La finitura della carrozzeria fu migliorata, escludendo definitivamente uno dei problemi dell’antenata, ovvero la ruggine. Il frontale fu ridisegnato, risultando 12 cm più lungo del vecchio modello e anche il passo aumentò, questo anche per fare spazio ai nuovi motori. Anche il posteriore fu aggiornato con nuovo paraurti e gruppi ottici ridisegnati, mentre il porta targa fu inserito nel portellone. Il resto rimase fedele al 1980 e, proprio quest’ultimo punto, spaventava i tecnici della Rover poiché, nonostante fosse visibilmente, ma soprattutto sostanzialmente diversa dalla Metro a marchio Austin, manteneva comunque una indiscussa somiglianza stilistica con l’antenata e, poteva apparire alla clientela come un semplice restyling, facendo cadere nell’oblio le migliorie meccaniche. Anche la plancia e gli interni, ricevettero alcune modifiche, ma rimasero sostanzialmente quelli della Metro MKII.

A livello di brand, dato che Austin era stato dismesso nel 1987, fu scelto Rover, cosa che fin da subito suscitò delle perplessità, in quanto il marchio della nave vichinga era sempre stato abbinato a berline di lusso e non a citycar. Sempre quell’anno, la Rover passò alla British Aerospace e, i progettisti ne approfittarono per proporre alla nuova proprietà un ulteriore progetto, denominato R6X, alternativo alla Metro, quindi più moderno, ma, sfortunatamente anche quest’ultima si rifiutò di investire in un progetto definito troppo costoso. La nuova piccola Rover entrò in produzione nel 1990, adottando la sigla 100 abbinata alla cilindrata (111, 114) per tutti i mercati, ad eccezione della patria dove venne mantenuto il nome Metro.  

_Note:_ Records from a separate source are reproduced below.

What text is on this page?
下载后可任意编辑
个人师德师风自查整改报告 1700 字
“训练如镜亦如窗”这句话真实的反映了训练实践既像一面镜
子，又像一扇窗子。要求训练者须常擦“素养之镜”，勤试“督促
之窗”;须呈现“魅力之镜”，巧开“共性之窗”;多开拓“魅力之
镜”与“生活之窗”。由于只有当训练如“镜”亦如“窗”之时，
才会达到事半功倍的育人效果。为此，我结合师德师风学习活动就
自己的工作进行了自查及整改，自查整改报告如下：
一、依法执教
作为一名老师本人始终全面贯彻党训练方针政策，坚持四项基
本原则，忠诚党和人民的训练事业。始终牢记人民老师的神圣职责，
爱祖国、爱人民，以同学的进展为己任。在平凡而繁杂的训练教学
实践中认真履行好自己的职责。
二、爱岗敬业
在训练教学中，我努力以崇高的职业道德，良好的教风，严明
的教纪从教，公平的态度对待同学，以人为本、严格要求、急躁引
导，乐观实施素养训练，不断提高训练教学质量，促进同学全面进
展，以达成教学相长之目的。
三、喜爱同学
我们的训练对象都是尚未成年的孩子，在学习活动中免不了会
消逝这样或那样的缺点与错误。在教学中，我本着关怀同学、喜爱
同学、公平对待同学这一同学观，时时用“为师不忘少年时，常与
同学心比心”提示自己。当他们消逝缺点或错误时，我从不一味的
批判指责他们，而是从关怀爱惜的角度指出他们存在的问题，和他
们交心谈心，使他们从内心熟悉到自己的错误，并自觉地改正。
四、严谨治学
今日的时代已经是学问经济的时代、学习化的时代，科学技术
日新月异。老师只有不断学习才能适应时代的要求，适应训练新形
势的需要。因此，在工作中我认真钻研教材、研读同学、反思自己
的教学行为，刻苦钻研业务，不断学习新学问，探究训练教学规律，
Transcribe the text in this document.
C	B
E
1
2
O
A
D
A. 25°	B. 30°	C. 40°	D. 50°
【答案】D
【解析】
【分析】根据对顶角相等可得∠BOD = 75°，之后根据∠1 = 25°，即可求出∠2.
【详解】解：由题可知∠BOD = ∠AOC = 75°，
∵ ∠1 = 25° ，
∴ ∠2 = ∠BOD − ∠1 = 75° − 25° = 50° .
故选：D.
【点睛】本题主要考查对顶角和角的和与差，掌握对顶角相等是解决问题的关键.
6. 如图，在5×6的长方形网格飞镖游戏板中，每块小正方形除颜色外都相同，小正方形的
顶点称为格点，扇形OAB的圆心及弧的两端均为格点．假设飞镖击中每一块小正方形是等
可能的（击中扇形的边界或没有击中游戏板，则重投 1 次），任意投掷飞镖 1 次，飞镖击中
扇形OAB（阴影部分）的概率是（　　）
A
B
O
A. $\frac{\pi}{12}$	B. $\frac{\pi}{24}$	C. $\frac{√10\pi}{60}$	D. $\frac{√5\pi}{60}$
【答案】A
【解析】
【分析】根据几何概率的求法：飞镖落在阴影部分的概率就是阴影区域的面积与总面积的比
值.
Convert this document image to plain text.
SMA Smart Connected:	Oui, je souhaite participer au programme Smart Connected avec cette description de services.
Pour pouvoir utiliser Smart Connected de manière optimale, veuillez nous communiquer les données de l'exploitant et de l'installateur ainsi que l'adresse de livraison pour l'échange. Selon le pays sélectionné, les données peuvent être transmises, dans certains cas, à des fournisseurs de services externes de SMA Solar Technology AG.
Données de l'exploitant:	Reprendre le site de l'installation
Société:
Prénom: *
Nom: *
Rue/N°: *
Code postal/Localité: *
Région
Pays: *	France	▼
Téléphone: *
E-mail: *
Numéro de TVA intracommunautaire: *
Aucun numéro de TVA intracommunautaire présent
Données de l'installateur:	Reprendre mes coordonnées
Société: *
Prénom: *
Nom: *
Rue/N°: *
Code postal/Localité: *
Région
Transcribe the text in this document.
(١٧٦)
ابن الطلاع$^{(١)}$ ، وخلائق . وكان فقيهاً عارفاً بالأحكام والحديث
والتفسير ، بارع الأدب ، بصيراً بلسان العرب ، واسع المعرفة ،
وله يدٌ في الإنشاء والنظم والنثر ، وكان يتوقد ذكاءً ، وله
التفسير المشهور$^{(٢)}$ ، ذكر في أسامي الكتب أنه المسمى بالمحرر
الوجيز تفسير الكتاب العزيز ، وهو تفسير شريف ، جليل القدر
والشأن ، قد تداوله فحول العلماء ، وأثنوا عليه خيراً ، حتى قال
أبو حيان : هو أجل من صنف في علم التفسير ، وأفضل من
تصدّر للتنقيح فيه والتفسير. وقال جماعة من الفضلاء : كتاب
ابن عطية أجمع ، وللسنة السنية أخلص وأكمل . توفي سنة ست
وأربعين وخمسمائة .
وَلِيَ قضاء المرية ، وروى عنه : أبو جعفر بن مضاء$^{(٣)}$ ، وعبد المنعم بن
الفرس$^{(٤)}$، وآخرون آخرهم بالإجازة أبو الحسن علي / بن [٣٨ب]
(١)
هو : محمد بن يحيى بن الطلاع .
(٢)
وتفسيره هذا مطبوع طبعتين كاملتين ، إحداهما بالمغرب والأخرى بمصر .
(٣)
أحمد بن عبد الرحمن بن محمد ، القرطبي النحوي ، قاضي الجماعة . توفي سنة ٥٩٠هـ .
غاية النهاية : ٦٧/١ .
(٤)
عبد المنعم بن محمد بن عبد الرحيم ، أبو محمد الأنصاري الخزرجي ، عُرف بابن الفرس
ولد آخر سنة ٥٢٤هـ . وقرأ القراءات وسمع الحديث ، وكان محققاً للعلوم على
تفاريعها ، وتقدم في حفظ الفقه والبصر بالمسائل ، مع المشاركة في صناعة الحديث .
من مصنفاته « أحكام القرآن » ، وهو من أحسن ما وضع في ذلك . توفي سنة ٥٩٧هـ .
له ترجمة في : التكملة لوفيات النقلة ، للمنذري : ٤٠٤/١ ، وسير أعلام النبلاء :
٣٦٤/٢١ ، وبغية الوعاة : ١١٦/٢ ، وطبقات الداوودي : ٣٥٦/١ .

Nel 1994 arrivò l’inedita versione cabrio e, nel 1995,  l’ultimo aggiornamento estetico, che riguardò principalmente il frontale con nuovi fari, paraurti e cofano, inoltre, fu adottata la sigla 100 anche in patria, pensionando definitivamente la denominazione Metro. A livello di sicurezza venne introdotto l’airbag lato guida, come optional, e le barre anti intrusione nelle portiere. Queste migliorie purtroppo non bastarono alla 100, per evitare il disastroso crash test EuroNcap del 1997, che ad oggi, la posiziona tra le vetture meno sicure, con votazione di 1 stella su 5. La piccola Rover risultò insufficiente su tutti i punti di vista, la scocca cedette completamente all’impatto ma, d’altronde, il progetto originario era di metà anni 70 e, benché nel 1980 la Metro risultasse una vettura sicura, dopo 17 anni le auto presentavano standard più elevati, contro cui quest’ultima non poteva competere.

I vertici della Rover, allora passata di proprietà a Bmw, sperarono che la notizia del risultato non trapelasse; purtroppo non fu così, infatti i media parlarono del catastrofico risultato dell’auto, costringendo la casa a toglierla di produzione il 23 Dicembre 1997. La dirigenza sostenne che, il motivo dell’uscita, fosse dovuto al fatto che quest’ultima aveva raggiunto la fine del proprio ciclo di vita ma, in molti sono convinti che, fu per evitare un tracollo di vendite annunciato. Così dopo oltre un milione di esemplari in quasi venti anni la Metro/100 si ritirò dalle scene, portando con se l’ultimo ricordo della Leyland e della disastrosa gestione dell’industria automobilistica inglese, messa in ginocchio da scelte commerciali, ma anche politiche, sbagliate. La Mini invece continuò il suo ciclo produttivo fino al 4 Ottobre 2000, quando, dopo 41 anni e oltre 5 milioni di esemplari costruiti, lasciò il testimone alla MINI made in Bmw. 

Il crash test della Rover 100 è stato riproposto nel 2017, in occasione dei 20 anni di EuroNcap, dove un esemplare è stato confrontato con la Honda Jazz di ultima generazione. Il filmato sottolinea l’evoluzione della sicurezza delle autovetture negli ultimi venti anni, peccato che la 100 era, come già detto, basata già allora su un progetto di oltre venti anni e, per fare un paragone corretto, sarebbe stato più obbiettivo, scegliendo quest’ultima come paragone, se si fosse parlato di quaranta anni innovazione sulla sicurezza.